The Challenge

challenges-ahead

Every summer, my church in Orlando picks one book to dive into over the course of 10 weeks. The last few summers have been great opportunities for me to learn more in a community setting, but once the summer ended life just proceeded as normal.

This summer is very different. When this summer’s book selection was announced to the staff, I cringed and wanted to avoid it at all costs. See, the name of this summer’s book selection happens to have the same name as the person who embodies the darkest two years of my life. For me, it is a name synonymous with pain, abuse, betrayal, fear, and total darkness. It is also the name of a dear friend who continues to help me see men in an entirely different light.
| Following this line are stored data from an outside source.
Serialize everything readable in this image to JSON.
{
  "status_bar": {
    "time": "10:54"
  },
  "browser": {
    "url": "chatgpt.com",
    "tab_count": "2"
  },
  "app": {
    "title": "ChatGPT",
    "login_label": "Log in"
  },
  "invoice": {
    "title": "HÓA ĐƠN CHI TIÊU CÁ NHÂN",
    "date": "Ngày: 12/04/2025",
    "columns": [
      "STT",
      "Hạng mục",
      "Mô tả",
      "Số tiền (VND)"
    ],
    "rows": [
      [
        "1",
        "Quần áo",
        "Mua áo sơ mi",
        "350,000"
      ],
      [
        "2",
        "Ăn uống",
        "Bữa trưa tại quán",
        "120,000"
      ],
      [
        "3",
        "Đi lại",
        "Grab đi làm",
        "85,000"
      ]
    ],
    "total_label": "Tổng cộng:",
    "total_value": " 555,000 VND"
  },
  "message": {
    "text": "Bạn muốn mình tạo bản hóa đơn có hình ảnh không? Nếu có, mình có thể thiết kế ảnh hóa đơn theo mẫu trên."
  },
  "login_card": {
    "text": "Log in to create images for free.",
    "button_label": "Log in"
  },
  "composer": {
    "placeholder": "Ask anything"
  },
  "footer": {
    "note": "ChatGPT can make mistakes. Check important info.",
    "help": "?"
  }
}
What used to be a name I wouldn’t even speak out of fear of all the horrible memories it brought back, is now a name I say, text, and write frequently and each time, the name loses a little more of its negative hold on me.

This is still a process for me though – learning to let go of the past and not letting post traumatic stress run my thoughts, feelings, and emotions. Learning to not recoil in disgust every time I see or hear or read the name of the person who nearly ended my life. So, sitting in church today, and listening to our lead pastor talking about The James Challenge, I found myself swimming in whirlpool of emotions. I was sitting next to he man who I will marry in 12 short days. The man whose hands are so much larger than mine that he can envelope one of my hands into one of his without stretching. The man who has shown me what love looks like. The man who uses his arms to envelope me in safety and care rather than in force. As I read the Book of James every day this week, I will feel the old fears and shame creep up. And I will wonder if the man who is about to be my husband can see my trembling hands. And I will think of my friend, James, who has invited me into his family and taught me what a real man can be.
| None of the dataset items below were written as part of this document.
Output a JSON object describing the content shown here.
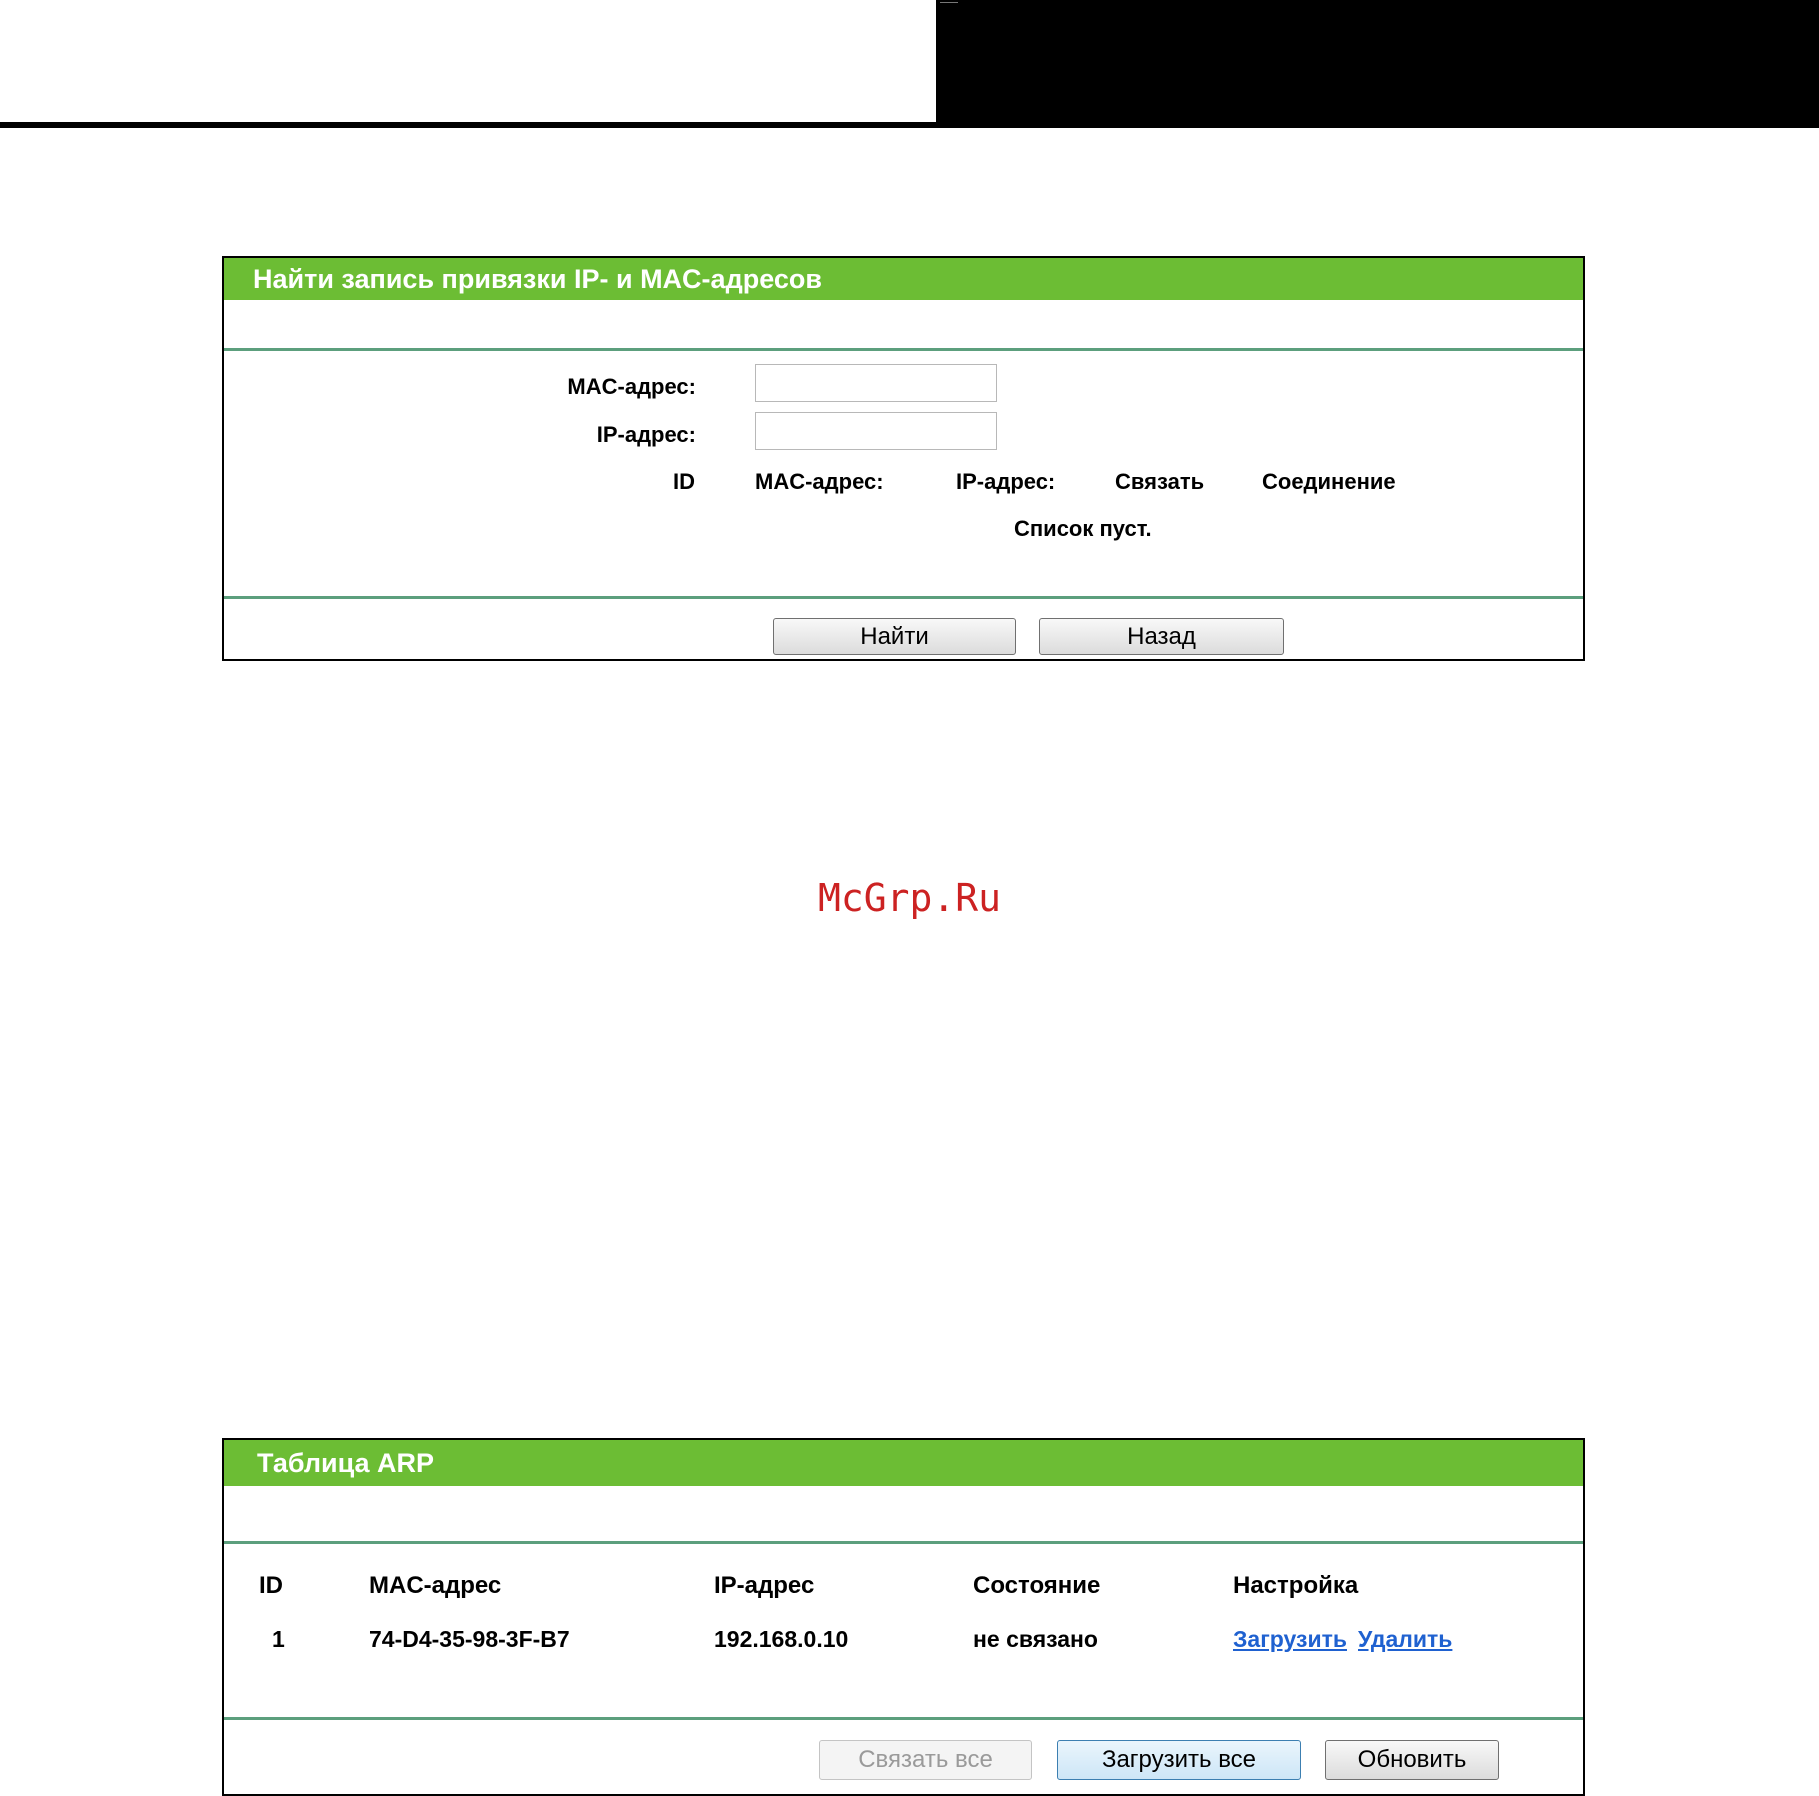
{
  "search_panel": {
    "title": "Найти запись привязки IP- и MAC-адресов",
    "mac_label": "MAC-адрес:",
    "ip_label": "IP-адрес:",
    "mac_value": "",
    "ip_value": "",
    "columns": [
      "ID",
      "MAC-адрес:",
      "IP-адрес:",
      "Связать",
      "Соединение"
    ],
    "empty_message": "Список пуст.",
    "find_button": "Найти",
    "back_button": "Назад"
  },
  "watermark": "McGrp.Ru",
  "arp_panel": {
    "title": "Таблица ARP",
    "columns": [
      "ID",
      "MAC-адрес",
      "IP-адрес",
      "Состояние",
      "Настройка"
    ],
    "rows": [
      {
        "id": "1",
        "mac": "74-D4-35-98-3F-B7",
        "ip": "192.168.0.10",
        "state": "не связано",
        "load": "Загрузить",
        "delete": "Удалить"
      }
    ],
    "bind_all_button": "Связать все",
    "load_all_button": "Загрузить все",
    "refresh_button": "Обновить"
  },
  "colors": {
    "header_green": "#6cbd34",
    "separator": "#5c9f7d",
    "link": "#1f61d0"
  }
}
And then I will pray. I will pray like crazy that my fear and shame won’t win. That something as simple as a five-letter name can be redeemed through friendship and unconditional love and kindness. I will pray with gratitude that a kind man with a childlike wonder and an enormous heart wants to marry me next week.

And I will remember. I will remember the pain and the hurt and the darkness, but in a way that brings me to my knees in awe of God’s redemption, not in a posture of defeat. For me, The Challenge this summer isn’t in reading every day. The challenge, at least for me, lies in seeing what is right in front of me rather than being afraid of what is behind me.